De mon collège de ZEP, je suis partie hier - dernier jour - dans la joie.

Parce qu'un gamin très dur et inquiétant (et qui le reste), pour lequel je me suis battue afin d'éviter une exclusion qui, à deux mois du brevet, aurait probablement entraîné une déscolarisation définitive, est parti la larme à l'oeil, en remerciant son professeur principal pour cette année (et avait, la veille, protégé un plus jeune d'une agression - or, c'est une histoire de ce genre qui lui avait valu la menace d'exclusion).

Parce que si une petite fille (genre Pimousse : petit mais costaud - en réalité ingérable) que j'attendais n'est pas venue, son professeur a pris l'initiative de venir me voir pour me dire, depuis que vous la suivez, Faïza fait des efforts visibles et des progrès en classe, assez pour que je l'aie mentionné sur son bulletin, et s'ouvre petit à petit. Mais après les vacances ? Nous verrons bien.

Parce qu'une jeune fille reçue la semaine dernière, prostrée et le regard fuyant, suite à une agression il y a un mois, est revenue me voir radieuse. Un entretien, peu de chose : replacer ce qui lui est arrivé dans un espace pensable - oui, c'est compréhensible d'être anxieuse, triste, etc., oui, la violence ici fait effraction, aussi parce qu'elle est insensée, imprévisible - dans un contexte familial (l'agression mineure qu'elle a subie ayant fait écho à une autre concernant ses frères, et qui fut autrement plus inquiétante) - dans son corps - la possibilité de se redresser, de respirer.

Pour moi c'est aussi à cela que sert cet espace - qui n'est pas un lieu de thérapie, mais aussi la possibilité d'une rencontre unique qui dédramatise, humanise.

Parce qu'une autre, à qui je demandais, lors de cette dernière rencontre, comment elle voyait ce petit bout de chemin que nous avons fait ensemble, m'a répondu : "C'était trop court". Point de vue que je partage - reste à souhaiter que ce travail puisse se poursuivre l'année à venir... Un petit bloc de colère celle-là aussi, mais une intelligence fine et un humour grinçant mais juste, qui fait partie de ses vraies ressources...

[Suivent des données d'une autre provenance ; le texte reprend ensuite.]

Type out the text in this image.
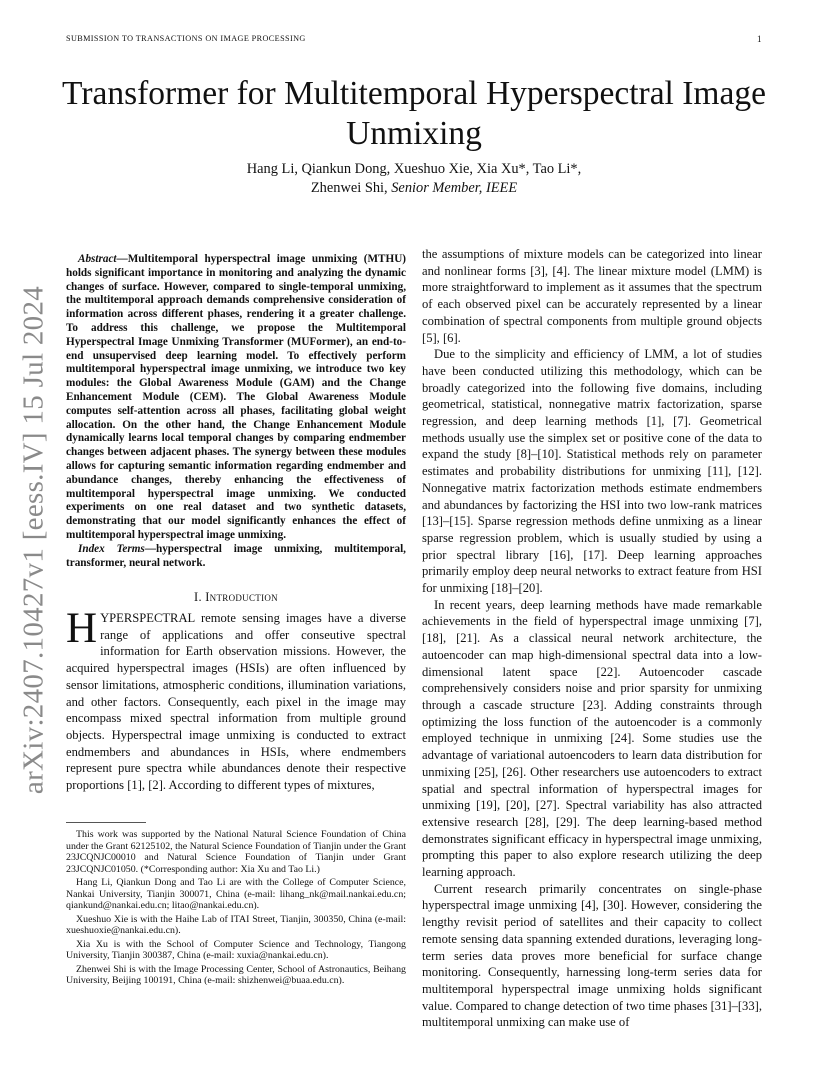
arXiv:2407.10427v1 [eess.IV] 15 Jul 2024
SUBMISSION TO TRANSACTIONS ON IMAGE PROCESSING	1
Transformer for Multitemporal Hyperspectral Image Unmixing
Hang Li, Qiankun Dong, Xueshuo Xie, Xia Xu*, Tao Li*,
Zhenwei Shi, Senior Member, IEEE

Abstract—Multitemporal hyperspectral image unmixing (MTHU) holds significant importance in monitoring and analyzing the dynamic changes of surface. However, compared to single-temporal unmixing, the multitemporal approach demands comprehensive consideration of information across different phases, rendering it a greater challenge. To address this challenge, we propose the Multitemporal Hyperspectral Image Unmixing Transformer (MUFormer), an end-to-end unsupervised deep learning model. To effectively perform multitemporal hyperspectral image unmixing, we introduce two key modules: the Global Awareness Module (GAM) and the Change Enhancement Module (CEM). The Global Awareness Module computes self-attention across all phases, facilitating global weight allocation. On the other hand, the Change Enhancement Module dynamically learns local temporal changes by comparing endmember changes between adjacent phases. The synergy between these modules allows for capturing semantic information regarding endmember and abundance changes, thereby enhancing the effectiveness of multitemporal hyperspectral image unmixing. We conducted experiments on one real dataset and two synthetic datasets, demonstrating that our model significantly enhances the effect of multitemporal hyperspectral image unmixing.

Index Terms—hyperspectral image unmixing, multitemporal, transformer, neural network.

I. Introduction

HYPERSPECTRAL remote sensing images have a diverse range of applications and offer conseutive spectral information for Earth observation missions. However, the acquired hyperspectral images (HSIs) are often influenced by sensor limitations, atmospheric conditions, illumination variations, and other factors. Consequently, each pixel in the image may encompass mixed spectral information from multiple ground objects. Hyperspectral image unmixing is conducted to extract endmembers and abundances in HSIs, where endmembers represent pure spectra while abundances denote their respective proportions [1], [2]. According to different types of mixtures,

This work was supported by the National Natural Science Foundation of China under the Grant 62125102, the Natural Science Foundation of Tianjin under the Grant 23JCQNJC00010 and Natural Science Foundation of Tianjin under Grant 23JCQNJC01050. (*Corresponding author: Xia Xu and Tao Li.)

Hang Li, Qiankun Dong and Tao Li are with the College of Computer Science, Nankai University, Tianjin 300071, China (e-mail: lihang_nk@mail.nankai.edu.cn; qiankund@nankai.edu.cn; litao@nankai.edu.cn).

Xueshuo Xie is with the Haihe Lab of ITAI Street, Tianjin, 300350, China (e-mail: xueshuoxie@nankai.edu.cn).

Xia Xu is with the School of Computer Science and Technology, Tiangong University, Tianjin 300387, China (e-mail: xuxia@nankai.edu.cn).

Zhenwei Shi is with the Image Processing Center, School of Astronautics, Beihang University, Beijing 100191, China (e-mail: shizhenwei@buaa.edu.cn).

the assumptions of mixture models can be categorized into linear and nonlinear forms [3], [4]. The linear mixture model (LMM) is more straightforward to implement as it assumes that the spectrum of each observed pixel can be accurately represented by a linear combination of spectral components from multiple ground objects [5], [6].

Due to the simplicity and efficiency of LMM, a lot of studies have been conducted utilizing this methodology, which can be broadly categorized into the following five domains, including geometrical, statistical, nonnegative matrix factorization, sparse regression, and deep learning methods [1], [7]. Geometrical methods usually use the simplex set or positive cone of the data to expand the study [8]–[10]. Statistical methods rely on parameter estimates and probability distributions for unmixing [11], [12]. Nonnegative matrix factorization methods estimate endmembers and abundances by factorizing the HSI into two low-rank matrices [13]–[15]. Sparse regression methods define unmixing as a linear sparse regression problem, which is usually studied by using a prior spectral library [16], [17]. Deep learning approaches primarily employ deep neural networks to extract feature from HSI for unmixing [18]–[20].

In recent years, deep learning methods have made remarkable achievements in the field of hyperspectral image unmixing [7], [18], [21]. As a classical neural network architecture, the autoencoder can map high-dimensional spectral data into a low-dimensional latent space [22]. Autoencoder cascade comprehensively considers noise and prior sparsity for unmixing through a cascade structure [23]. Adding constraints through optimizing the loss function of the autoencoder is a commonly employed technique in unmixing [24]. Some studies use the advantage of variational autoencoders to learn data distribution for unmixing [25], [26]. Other researchers use autoencoders to extract spatial and spectral information of hyperspectral images for unmixing [19], [20], [27]. Spectral variability has also attracted extensive research [28], [29]. The deep learning-based method demonstrates significant efficacy in hyperspectral image unmixing, prompting this paper to also explore research utilizing the deep learning approach.

Current research primarily concentrates on single-phase hyperspectral image unmixing [4], [30]. However, considering the lengthy revisit period of satellites and their capacity to collect remote sensing data spanning extended durations, leveraging long-term series data proves more beneficial for surface change monitoring. Consequently, harnessing long-term series data for multitemporal hyperspectral image unmixing holds significant value. Compared to change detection of two time phases [31]–[33], multitemporal unmixing can make use of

Ce n'est pas magique. Je ne me sens pas Zorro. Je suis bien consciente du poids du contexte social, familial, de ces enfants-là, du caractère transitoire, éminemment fragile, de ces petites victoires. Et qu'elles ne sont possibles que grâce à un travail de réseau avec l'infirmière, les CPE, la principale adjointe qui a porté ce projet atypique - une psychologue entre les murs, qui ne vient évaluer ni sanctionner, mais offrir un espace de parole avant tout à l'enfant. Un espace cadeau pour moi aussi - sur mesure, absolument dans l'esprit de ce que je souhaite faire de mon métier aujourd'hui.

25 juin 2009

En vrac

...c'est un peu comme je suis... Que disait le Tarot d'Osho, début juin ? Ah oui - au coeur l'Intégration, encadrée de la Totalité et du Voyage, parachevée par le Créateur, par la voie de la carte Suivre le courant... mais en première carte - avant ces promesses qui restent à tenir, la Répression.

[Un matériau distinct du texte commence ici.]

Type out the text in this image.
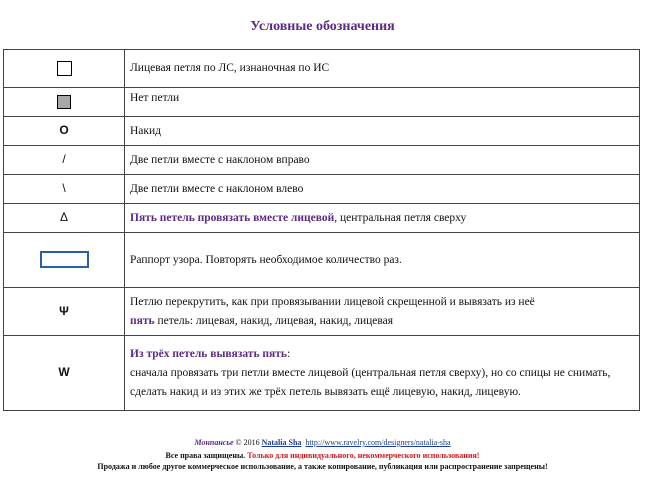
Условные обозначения
	Лицевая петля по ЛС, изнаночная по ИС
	Нет петли
O	Накид
/	Две петли вместе с наклоном вправо
\	Две петли вместе с наклоном влево
Δ	Пять петель провязать вместе лицевой, центральная петля сверху
	Раппорт узора. Повторять необходимое количество раз.
Ψ	Петлю перекрутить, как при провязывании лицевой скрещенной и вывязать из неё
пять петель: лицевая, накид, лицевая, накид, лицевая
W	Из трёх петель вывязать пять:
сначала провязать три петли вместе лицевой (центральная петля сверху), но со спицы не снимать, сделать накид и из этих же трёх петель вывязать ещё лицевую, накид, лицевую.
Монпансье © 2016 Natalia Sha http://www.ravelry.com/designers/natalia-sha
Все права защищены. Только для индивидуального, некоммерческого использования!
Продажа и любое другое коммерческое использование, а также копирование, публикация или распространение запрещены!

De ces semaines, qu'est-ce qui émerge ? Un anniversaire lumineux - autant que musical. La réunion pour les futurs CP... Une réponse positive, pour un poste longuement attendu - et là - il y a des promesses à venir - créativité, responsabilité, horizon ouvert. L'attente de la reconduction très espérée du point Ecoute. Fêtes d'école, gala de danse, animations diverses pour les enfants, pique-nique au Parc Floral. Une acceptation de principe pour un D.U. qui m'intéresse, l'idée insistante d'un temps de bénévolat, peut-être . Un livre bouleversant - D'autres vies que la mienne, d'Emmanuel Carrère. Et un autre de Marie de Hennezel, qui reste une balise interne, récurrente, une certaine idée de la rencontre humaine avant que théorique, et de l'envie de ré-ouvrir à une dimension spirituelle... Et encore - une matinée pour installer une boutique, jouer à la marchande - et parler vrai, dans un troquet de Ménilmontant.

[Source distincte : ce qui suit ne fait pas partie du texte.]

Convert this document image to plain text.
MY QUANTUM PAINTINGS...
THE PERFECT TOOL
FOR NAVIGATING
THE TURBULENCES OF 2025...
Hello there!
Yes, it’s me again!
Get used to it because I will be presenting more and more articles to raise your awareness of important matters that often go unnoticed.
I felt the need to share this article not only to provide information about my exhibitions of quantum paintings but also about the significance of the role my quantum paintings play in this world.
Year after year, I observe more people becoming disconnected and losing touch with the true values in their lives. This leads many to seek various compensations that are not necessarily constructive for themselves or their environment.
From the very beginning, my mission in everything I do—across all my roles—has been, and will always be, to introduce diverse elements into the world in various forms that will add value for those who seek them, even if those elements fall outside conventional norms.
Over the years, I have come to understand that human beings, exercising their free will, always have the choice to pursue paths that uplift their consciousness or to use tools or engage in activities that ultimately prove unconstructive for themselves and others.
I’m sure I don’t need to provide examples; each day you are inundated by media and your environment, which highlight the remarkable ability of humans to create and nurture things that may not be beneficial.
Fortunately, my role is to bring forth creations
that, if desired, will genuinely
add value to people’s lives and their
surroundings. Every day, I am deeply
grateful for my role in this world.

Et puis des mots, des mots, des mots, jusque tard dans la nuit, et qui résonnent encore longtemps après, la recherche d'un chemin, le plus juste et le plus vrai possible, le vertige, au bord de lâcher des modes, des mondes, des démons anciens... Alors - Répression, ou Intégration ?

08 juin 2009

Très juste

"Il n'y avait pour elle aucune possibilité de coexistence entre la méchanceté gratuite et l'intelligence." (Françoise Sagan, La Chamade)

Françoise n'est pas gentille, elle est trop lucide pour ça : elle est bienveillante. L'un et l'autre ont l'intelligence absolue, comme on a l'oreille absolue, la clairvoyance suprême qu'on appelle aussi la bonté. Celle qui s'abstient de juger, qui ne perd pas de temps à s'agacer de ce qui ne peut être changé. Un entendement qui prend du recul, plutôt que la perspicacité, qui s'acquiert à force d'épier autrui. (...) La bêtise est un manque d'imagination, la méchanceté, un à priori de sottise. Avec un respect souverain de la liberté d'autrui, Sartre comme Sagan voient l'être humain tel qu'il est, avec sa dignité et ses blessures. Aucun des deux n'est croyant, ils pratiquent pourtant avec authenticité l'amour du prochain. Ils ont le coeur intelligent.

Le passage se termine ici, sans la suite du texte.